Dennis was born on april 11, 1944, at Baker City to Allen and Katheryn Braswell. He was a 1962 graduate of Eagle Valley High School at Richland and a 1966 gr aduate of Oregon State University at Corvallis where he earned a bachelor’s degree in mathematics, where he was sixth in his department.

He married Y. Celeste Florence in 1967. The couple moved to Iowa City, where Dennis attended he University of Iowa. He earned a master’s degree in statistics in 1968. He accepted a position with Boeing in 1968 and worked as a computer programmer.

He spent his entire career with Boeing in the Puget Sound, Wash., region. He held several different positions with Boeing, which served as a primary Department of Defense contractor.

Dennis’ project work was accomplished at the highest level of security.He enjoyed a long and distinguished career with Boeing becoming a project leader.

He was well-known for his creativity and problem-solving. At one point Dennis was assigned the task of leading a team to design and equip a particular site for research and development.

At the time of his retirement from Boeing, the staff named the research and development facility “The Braswell lab.” His family was very proud of his success and achievement, while Dennis remained humble, his family said.

Dennis enjoyed reading, discussing current issues, watching horse races and playing both poker and cribbage. He enjoyed the company of his family and friends and a priority of his life was looking out for them and assuring the were well cared for.

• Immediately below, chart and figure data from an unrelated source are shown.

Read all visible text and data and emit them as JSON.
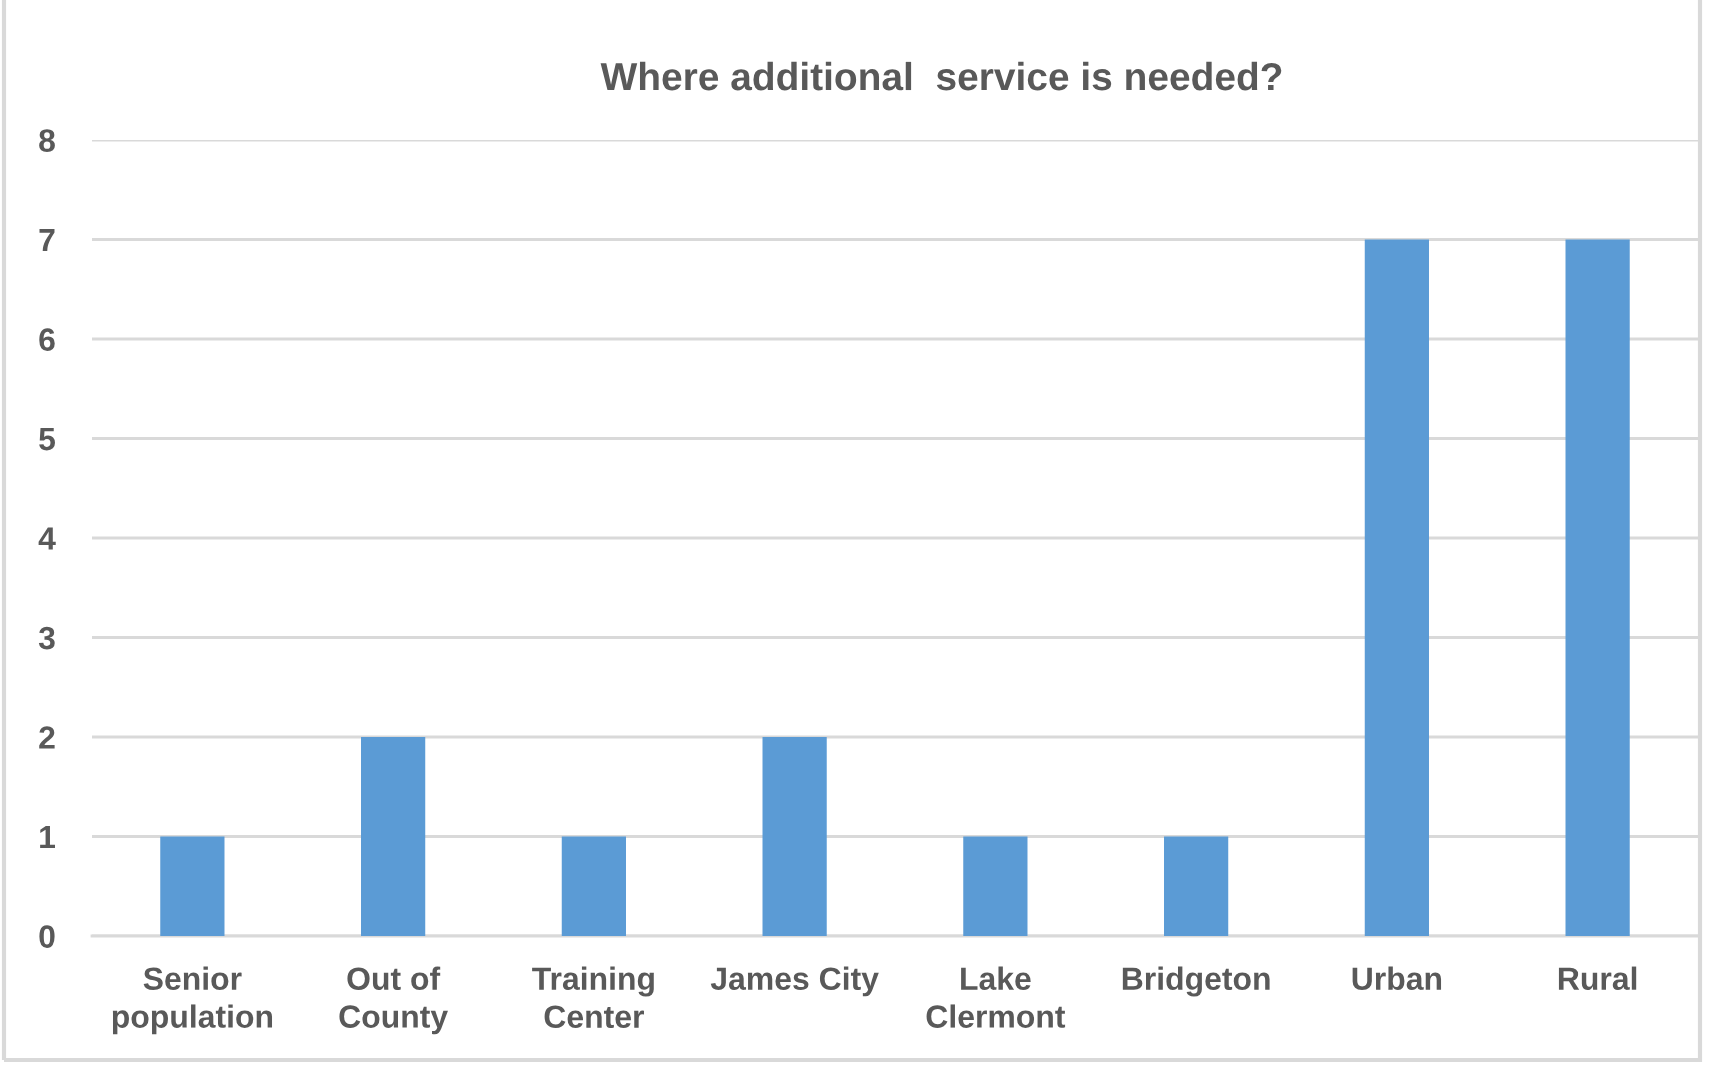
{
  "chart_data": {
    "type": "bar",
    "title": "Where additional  service is needed?",
    "categories": [
      "Senior\npopulation",
      "Out of\nCounty",
      "Training\nCenter",
      "James City",
      "Lake\nClermont",
      "Bridgeton",
      "Urban",
      "Rural"
    ],
    "values": [
      1,
      2,
      1,
      2,
      1,
      1,
      7,
      7
    ],
    "color": "#5b9bd5",
    "ylim": [
      0,
      8
    ],
    "yticks": [
      0,
      1,
      2,
      3,
      4,
      5,
      6,
      7,
      8
    ],
    "grid": "y",
    "legend": false
  }
}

“He was a loving husband, son, brother, father, grandfather, friend — and a not-so-loving card player,” family members said. “He will be greatly missed.”

Survivors include his wife, Celeste; sons, John Pedley-Braswell, and his wife, Carla, of Tacoma, Wash., and David Braswell and his wife, Sieko, of Renton, Wash.; daughter, Amy Braswell, of Chicago; grandson, Matthew Pedley-Braswell of Tacoma, Wash.; brother, Patrick Braswell, and his wife, Bobbie, of Baker City; sister-in-law, Mrs. Mike (Marge) Braswell of Baker City; and numerous nieces and nephews.

He was preceded in death by his parents, Allen and Katheryn Braswell; brothers, Timothy Braswell of Sparta and Michael Braswell of Baker City.